Le fil de l'histoire se trouve dans cette Vertu des anciens
dans l'instruction, l'éducation et l'exemple. Alors on
comprend les ruptures et la continuité, dans une immense
chaîne des libertés, qui se haussent sans cesse en inventant
leur propre chemin.
"Et
pourtant, France du dix-neuvième siècle, apprenez à
estimer cette vieille France qui vous valait. vous
deviendrez vieille à votre tour et l'on vous accusera,
comme on nous accusait de tenir à des idées surannées.

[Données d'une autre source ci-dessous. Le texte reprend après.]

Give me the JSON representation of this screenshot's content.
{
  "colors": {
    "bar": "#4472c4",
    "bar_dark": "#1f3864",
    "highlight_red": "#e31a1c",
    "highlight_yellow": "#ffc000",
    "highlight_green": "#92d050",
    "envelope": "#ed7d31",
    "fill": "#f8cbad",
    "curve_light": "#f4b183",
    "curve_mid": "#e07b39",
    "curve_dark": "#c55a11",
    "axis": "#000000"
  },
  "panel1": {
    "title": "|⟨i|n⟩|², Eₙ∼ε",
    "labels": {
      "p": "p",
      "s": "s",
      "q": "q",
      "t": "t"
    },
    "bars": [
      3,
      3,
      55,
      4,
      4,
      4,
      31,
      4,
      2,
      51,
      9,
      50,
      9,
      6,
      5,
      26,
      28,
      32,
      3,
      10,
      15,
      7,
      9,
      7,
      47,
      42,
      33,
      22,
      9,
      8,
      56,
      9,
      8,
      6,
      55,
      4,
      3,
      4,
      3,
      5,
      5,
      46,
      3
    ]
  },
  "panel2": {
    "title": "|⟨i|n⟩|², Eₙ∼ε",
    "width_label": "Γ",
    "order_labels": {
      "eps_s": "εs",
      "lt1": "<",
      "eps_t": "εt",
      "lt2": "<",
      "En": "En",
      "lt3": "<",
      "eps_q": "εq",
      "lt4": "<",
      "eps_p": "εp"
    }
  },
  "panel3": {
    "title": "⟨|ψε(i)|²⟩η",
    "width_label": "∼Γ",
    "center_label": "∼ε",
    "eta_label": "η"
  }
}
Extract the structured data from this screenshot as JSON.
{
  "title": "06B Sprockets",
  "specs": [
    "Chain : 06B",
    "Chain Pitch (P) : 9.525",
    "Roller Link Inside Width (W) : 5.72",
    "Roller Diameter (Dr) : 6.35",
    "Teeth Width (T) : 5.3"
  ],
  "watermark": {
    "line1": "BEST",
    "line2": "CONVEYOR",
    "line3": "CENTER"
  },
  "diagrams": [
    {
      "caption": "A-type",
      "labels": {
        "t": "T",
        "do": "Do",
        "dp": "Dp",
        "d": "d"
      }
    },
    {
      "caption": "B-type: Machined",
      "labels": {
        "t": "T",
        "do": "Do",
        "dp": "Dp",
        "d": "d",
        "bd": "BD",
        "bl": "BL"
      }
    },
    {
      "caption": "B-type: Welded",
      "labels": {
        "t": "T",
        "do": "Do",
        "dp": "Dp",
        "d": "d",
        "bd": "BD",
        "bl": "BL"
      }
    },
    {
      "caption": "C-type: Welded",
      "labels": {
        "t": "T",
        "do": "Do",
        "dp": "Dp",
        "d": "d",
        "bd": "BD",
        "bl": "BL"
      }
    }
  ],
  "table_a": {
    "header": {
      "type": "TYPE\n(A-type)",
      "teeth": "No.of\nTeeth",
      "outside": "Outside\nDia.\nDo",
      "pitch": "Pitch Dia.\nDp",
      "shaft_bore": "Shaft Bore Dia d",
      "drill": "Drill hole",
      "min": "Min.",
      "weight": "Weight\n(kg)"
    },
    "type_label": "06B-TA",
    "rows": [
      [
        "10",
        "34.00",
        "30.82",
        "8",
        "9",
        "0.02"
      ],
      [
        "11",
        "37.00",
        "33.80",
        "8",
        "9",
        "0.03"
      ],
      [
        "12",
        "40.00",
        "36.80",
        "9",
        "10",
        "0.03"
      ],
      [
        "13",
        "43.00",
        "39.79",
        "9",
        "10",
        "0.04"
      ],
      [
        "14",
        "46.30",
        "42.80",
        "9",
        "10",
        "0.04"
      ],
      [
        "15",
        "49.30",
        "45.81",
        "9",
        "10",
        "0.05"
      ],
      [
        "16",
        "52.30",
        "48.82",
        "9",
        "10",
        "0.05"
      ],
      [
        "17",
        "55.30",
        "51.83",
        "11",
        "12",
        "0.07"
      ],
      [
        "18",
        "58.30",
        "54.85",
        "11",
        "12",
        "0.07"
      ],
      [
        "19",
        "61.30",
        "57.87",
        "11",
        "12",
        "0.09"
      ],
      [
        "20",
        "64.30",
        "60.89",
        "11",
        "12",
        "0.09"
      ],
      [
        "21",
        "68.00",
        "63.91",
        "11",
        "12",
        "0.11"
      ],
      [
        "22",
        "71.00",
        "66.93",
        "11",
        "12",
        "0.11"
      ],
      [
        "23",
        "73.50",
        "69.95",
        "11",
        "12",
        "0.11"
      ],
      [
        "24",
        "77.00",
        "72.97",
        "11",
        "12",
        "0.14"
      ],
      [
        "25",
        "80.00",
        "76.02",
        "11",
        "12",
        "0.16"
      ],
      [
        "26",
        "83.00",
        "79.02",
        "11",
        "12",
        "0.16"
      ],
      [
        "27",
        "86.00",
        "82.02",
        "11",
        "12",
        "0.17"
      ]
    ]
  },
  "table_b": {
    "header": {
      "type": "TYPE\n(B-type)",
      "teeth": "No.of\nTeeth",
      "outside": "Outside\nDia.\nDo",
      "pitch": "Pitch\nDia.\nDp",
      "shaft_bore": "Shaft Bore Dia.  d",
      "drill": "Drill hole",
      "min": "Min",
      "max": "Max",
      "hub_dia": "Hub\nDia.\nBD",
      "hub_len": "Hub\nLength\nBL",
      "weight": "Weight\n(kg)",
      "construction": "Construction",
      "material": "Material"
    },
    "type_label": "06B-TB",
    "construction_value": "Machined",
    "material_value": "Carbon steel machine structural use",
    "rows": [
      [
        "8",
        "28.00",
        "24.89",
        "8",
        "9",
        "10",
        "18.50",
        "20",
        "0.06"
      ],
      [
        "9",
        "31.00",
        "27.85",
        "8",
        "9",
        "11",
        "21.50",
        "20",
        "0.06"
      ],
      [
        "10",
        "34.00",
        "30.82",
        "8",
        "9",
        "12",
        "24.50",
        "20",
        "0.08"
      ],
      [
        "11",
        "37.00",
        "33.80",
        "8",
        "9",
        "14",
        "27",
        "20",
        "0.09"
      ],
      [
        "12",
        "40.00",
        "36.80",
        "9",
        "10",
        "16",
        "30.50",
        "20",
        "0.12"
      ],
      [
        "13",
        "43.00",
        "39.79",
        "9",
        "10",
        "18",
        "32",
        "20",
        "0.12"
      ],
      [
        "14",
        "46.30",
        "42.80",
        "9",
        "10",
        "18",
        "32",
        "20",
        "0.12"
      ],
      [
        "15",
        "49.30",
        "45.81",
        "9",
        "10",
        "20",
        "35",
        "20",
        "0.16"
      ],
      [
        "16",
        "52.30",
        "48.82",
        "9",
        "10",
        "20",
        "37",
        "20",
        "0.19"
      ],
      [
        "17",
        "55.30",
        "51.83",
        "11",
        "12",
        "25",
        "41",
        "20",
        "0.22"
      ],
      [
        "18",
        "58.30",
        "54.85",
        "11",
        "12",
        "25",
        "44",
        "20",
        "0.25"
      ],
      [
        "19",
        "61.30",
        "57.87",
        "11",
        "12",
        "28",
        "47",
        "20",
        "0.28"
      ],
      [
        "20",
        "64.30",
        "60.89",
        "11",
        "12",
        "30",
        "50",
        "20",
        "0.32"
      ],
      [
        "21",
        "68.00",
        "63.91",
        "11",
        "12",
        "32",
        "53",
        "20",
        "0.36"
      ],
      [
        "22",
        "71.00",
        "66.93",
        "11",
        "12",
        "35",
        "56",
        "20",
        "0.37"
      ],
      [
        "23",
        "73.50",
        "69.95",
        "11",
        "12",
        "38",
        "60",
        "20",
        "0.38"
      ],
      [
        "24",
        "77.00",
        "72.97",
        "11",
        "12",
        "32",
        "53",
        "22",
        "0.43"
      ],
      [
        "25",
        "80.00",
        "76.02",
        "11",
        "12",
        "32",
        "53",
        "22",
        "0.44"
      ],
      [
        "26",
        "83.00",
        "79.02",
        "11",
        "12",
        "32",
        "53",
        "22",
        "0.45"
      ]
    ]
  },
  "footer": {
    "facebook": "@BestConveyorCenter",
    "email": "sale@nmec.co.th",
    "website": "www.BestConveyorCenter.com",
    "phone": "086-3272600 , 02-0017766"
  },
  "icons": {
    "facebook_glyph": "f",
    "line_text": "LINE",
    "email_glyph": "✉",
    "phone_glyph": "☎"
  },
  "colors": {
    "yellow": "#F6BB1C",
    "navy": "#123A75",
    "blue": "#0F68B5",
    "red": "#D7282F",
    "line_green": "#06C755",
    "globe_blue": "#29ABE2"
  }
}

Ce sont vos pères que vous avez vaincus. Ne les reniez
pas, vous êtes sortie de leur sang. S'ils n'eussent
été généreusement fidèles aux antiques mœurs,
vous n'auriez pas puisé dans cette fidélité native
l'énergie qui a fait votre gloire dans les mœurs
nouvelles. Ce n'est entre les deux France, qu'une
transformation de vertu."
Chateaubriand,
Mémoires
d'outre-tombe. Livre neuvième, chapitre I, page 559. |
Reste
que penser l'histoire ne peut se faire que dans cette
limite: si la complexité de chaque révolution fait de cette
révolution un événement unique, il n'y a qu'un fil de
l'histoire qui permettra de la penser. Le flambeau du progrès
par l'invention de nouvelles formes de liberté se passe d'une
génération à l'autre par la vertu pour peu que chaque
génération l'exerce. Disons par ce qui fait de la vertu une
forme , la même quelle qu'en soit la matière. Ainsi
pour Chateaubriand:
"La
menace du plus fort me fait toujours passer du côté du
plus faible."
Chateaubriand,
Mémoires
d'outre-tombe. Livre neuvième, chapitre I, page 544. |
Par
cette vertu il s'élève à l'universalité, à l'humanité.